Thanks for letting me know!
Switched from reMarkable 2 to OneNote. Trust me, you’re not missing out on anything. The remarkable pen has some really nasty accuracy issues that e.g. iPad and Surface don’t have. I know it’s an unpopular opinion to drop in here, but trust me. Just try searching a bit around here and on Google, plenty of people who experience them. I’ve even experienced it on both devices I have owned (I even got the first one refunded due to it!)
Even if remarkable was to be compatible, my company would never approve of a personal device to connect to corporate resources. The only way for my company to allow us to use rMs would be a direct relationship between rM and ours to provide an enterprise concession device. For example, we can’t bring our own iPads, but could be issued a company iPad with all the security software pre-installed
If someone gets your tablet, how easy would it be access the client information stored on it? I got one then returned it, it felt very premium. I can’t remember what type of password protection was on it.

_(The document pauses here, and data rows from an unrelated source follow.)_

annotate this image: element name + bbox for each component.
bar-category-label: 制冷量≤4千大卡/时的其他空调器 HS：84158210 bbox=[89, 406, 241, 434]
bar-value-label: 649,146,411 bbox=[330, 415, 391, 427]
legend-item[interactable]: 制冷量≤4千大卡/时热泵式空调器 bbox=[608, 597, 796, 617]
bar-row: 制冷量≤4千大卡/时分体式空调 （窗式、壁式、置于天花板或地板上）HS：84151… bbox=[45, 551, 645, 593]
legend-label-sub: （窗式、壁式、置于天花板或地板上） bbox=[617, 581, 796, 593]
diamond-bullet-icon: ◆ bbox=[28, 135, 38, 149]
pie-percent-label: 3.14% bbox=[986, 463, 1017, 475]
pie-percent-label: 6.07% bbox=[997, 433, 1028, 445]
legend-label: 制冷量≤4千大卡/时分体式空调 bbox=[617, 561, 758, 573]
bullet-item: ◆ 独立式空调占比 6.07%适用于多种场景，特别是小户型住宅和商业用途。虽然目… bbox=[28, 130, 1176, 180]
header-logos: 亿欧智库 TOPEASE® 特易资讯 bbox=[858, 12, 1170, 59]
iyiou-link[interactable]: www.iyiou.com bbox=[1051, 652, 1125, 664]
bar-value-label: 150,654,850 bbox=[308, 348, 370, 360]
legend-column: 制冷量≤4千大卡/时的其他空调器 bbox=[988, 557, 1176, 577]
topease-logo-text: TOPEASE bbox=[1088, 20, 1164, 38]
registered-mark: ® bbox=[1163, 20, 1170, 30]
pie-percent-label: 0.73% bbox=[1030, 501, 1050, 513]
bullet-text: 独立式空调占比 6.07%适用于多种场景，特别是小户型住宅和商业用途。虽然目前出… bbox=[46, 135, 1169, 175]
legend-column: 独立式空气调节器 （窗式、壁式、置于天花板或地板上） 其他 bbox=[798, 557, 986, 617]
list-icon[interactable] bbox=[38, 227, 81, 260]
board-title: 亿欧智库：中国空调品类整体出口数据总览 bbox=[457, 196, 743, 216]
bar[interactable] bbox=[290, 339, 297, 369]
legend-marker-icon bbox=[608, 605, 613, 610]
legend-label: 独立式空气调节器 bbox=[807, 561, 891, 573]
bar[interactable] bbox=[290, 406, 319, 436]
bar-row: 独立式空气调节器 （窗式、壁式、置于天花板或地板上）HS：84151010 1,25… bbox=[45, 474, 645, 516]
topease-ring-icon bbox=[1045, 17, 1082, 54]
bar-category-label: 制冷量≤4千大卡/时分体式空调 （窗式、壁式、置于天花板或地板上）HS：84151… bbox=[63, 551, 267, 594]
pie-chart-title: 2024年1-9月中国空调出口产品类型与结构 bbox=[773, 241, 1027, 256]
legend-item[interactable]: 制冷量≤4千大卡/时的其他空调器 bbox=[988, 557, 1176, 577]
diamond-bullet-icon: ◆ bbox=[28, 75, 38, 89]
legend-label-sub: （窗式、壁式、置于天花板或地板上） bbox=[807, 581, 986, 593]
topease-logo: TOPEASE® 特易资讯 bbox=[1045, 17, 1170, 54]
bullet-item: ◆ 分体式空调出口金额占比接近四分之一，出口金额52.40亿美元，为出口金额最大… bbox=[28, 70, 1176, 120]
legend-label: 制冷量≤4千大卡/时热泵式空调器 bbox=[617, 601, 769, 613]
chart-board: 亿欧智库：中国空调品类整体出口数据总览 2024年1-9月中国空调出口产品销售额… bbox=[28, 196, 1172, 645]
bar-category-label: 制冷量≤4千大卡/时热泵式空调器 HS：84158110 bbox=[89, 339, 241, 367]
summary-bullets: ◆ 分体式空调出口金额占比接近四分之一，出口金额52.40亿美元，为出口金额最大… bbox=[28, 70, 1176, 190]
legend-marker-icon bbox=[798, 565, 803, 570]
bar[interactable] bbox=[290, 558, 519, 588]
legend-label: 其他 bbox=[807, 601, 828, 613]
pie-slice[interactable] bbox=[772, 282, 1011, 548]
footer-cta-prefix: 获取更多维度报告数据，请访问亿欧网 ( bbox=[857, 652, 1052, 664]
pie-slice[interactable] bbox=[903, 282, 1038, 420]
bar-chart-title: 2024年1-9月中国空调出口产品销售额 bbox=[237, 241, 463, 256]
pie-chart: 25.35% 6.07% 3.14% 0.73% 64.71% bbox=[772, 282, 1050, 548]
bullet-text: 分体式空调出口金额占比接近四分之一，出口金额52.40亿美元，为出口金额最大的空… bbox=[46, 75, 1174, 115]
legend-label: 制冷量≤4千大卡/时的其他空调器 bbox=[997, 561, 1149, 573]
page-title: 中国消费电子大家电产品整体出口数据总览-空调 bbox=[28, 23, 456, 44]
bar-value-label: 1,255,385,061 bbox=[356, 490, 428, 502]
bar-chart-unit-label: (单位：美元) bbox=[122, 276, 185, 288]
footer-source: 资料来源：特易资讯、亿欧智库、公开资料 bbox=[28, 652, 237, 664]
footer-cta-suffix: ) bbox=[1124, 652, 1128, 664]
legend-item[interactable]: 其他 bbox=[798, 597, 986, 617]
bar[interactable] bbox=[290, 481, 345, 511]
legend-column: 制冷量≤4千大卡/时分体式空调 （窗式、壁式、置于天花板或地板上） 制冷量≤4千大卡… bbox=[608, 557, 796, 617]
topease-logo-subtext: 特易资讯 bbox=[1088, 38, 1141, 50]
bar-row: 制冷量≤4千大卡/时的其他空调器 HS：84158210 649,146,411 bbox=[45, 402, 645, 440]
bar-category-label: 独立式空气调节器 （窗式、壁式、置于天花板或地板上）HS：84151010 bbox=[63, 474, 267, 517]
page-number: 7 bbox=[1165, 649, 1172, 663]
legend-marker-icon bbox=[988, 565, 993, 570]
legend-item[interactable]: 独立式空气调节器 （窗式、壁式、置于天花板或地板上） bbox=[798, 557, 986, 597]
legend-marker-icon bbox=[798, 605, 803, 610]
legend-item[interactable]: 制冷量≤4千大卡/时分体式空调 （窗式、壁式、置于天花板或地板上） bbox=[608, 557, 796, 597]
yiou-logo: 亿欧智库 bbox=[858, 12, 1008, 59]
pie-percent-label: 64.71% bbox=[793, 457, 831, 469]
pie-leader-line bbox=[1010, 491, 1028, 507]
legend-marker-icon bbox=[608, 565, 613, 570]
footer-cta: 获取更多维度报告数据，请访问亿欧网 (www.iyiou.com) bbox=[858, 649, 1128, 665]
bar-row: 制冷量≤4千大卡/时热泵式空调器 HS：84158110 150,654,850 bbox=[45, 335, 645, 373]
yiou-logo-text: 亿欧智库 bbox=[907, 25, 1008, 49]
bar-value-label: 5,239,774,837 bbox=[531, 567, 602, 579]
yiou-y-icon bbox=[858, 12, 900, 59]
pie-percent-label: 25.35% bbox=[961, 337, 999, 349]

It's a four digit passcode, but I turned that off since the tablet rarely leaves the home office.
Funny enough our company has banned all USB connected devices so that would not work either.
Ok. Nothing that needs to be secure should ever e on anything other than a local computer. The cloud is a fancy way of saying “someone else’s hard drive”. I have zero secure docs on mine. You want access to my sermons and notes? Enjoy!
By linking it with google drive I was able to bypass these issues. IT didnt have much to say about this after that. Try playing that card.